Mn-induced apoptosis is exacerbated by enhanced LRRK2 kinase activity in microglia. BV2 cells were transfected with LRRK2 WT and G2019S vectors to modulate LRRK2 kinase activity, followed by exposure to Mn (250 μM). A, After treatment with LRRK2 inhibitors MLi-2 (50 nM, 0.5 h) and LRRK2-IN-1 (10 nM, 0.5 h) and Mn exposure (250 μM, 12 h) of BV2 cells for 24 h (for cell viability), cell viability was determined by resazurin assays. B and C, After transfection with LRRK2 WT and G2019S, followed by LRRK2 inhibitors MLi-2 (50 nM, 0.5 h) and LRRK2-IN-1 (10 nM, 0.5 h) pre-treatment, and Mn exposure, protein levels for Bcl-2, Bax, active caspase-3 were analyzed by western blotting in BV2 cells.
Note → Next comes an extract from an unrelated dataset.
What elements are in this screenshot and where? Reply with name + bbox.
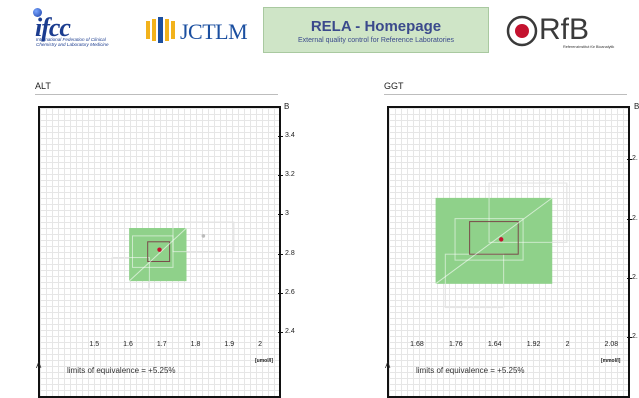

C, Quantification of Bax/Bcl-2 ratio and active CASP3 in LRRK2 WT and G2019S were compared. β-actin was used as a loading control for protein. ^∗∗p < 0.01, ^∗∗∗p < 0.001, ^∗∗∗∗p < 0.0001, ^###p < 0.001, ^####p < 0.0001, compared with the controls; ^@p < 0.05, ^@@p < 0.01, ^@@@p < 0.001, ^@@@@p < 0.0001 compared with each other (two-way ANOVA followed by Tukey’s post hoc test; n = 3–6). Data are expressed as mean ± SD. The data shown are representative of three independent experiments.

Figure 12

Proposed mechanism of LRRK2 kinase activity in Mn-induced NLRP3 inflammasome activation via RAB10 dysfunction in autophagy impairment and lysosomal enzyme leakage. Mn increases LRRK2 kinase activity, leading to autophosphorylation and phosphorylation of its target substrate, RAB10. RAB10 dysfunction contributes to Mn-induced autophagy impairment, reducing lysosomal membrane integrity and causing lysosomal cathepsin B (CTSB) leakage. The increased CTSB co-localizes and activates the NLRP3 inflammasome, resulting in the CASP1-mediated maturation of interleukin-1β (IL-1β) and subsequent neurotoxicity. This proposed mechanism provides insight into the potential role of LRRK2 kinase activity in Mn-induced neuroinflammation and highlights potential therapeutic targets for treating Mn-induced neurotoxicity.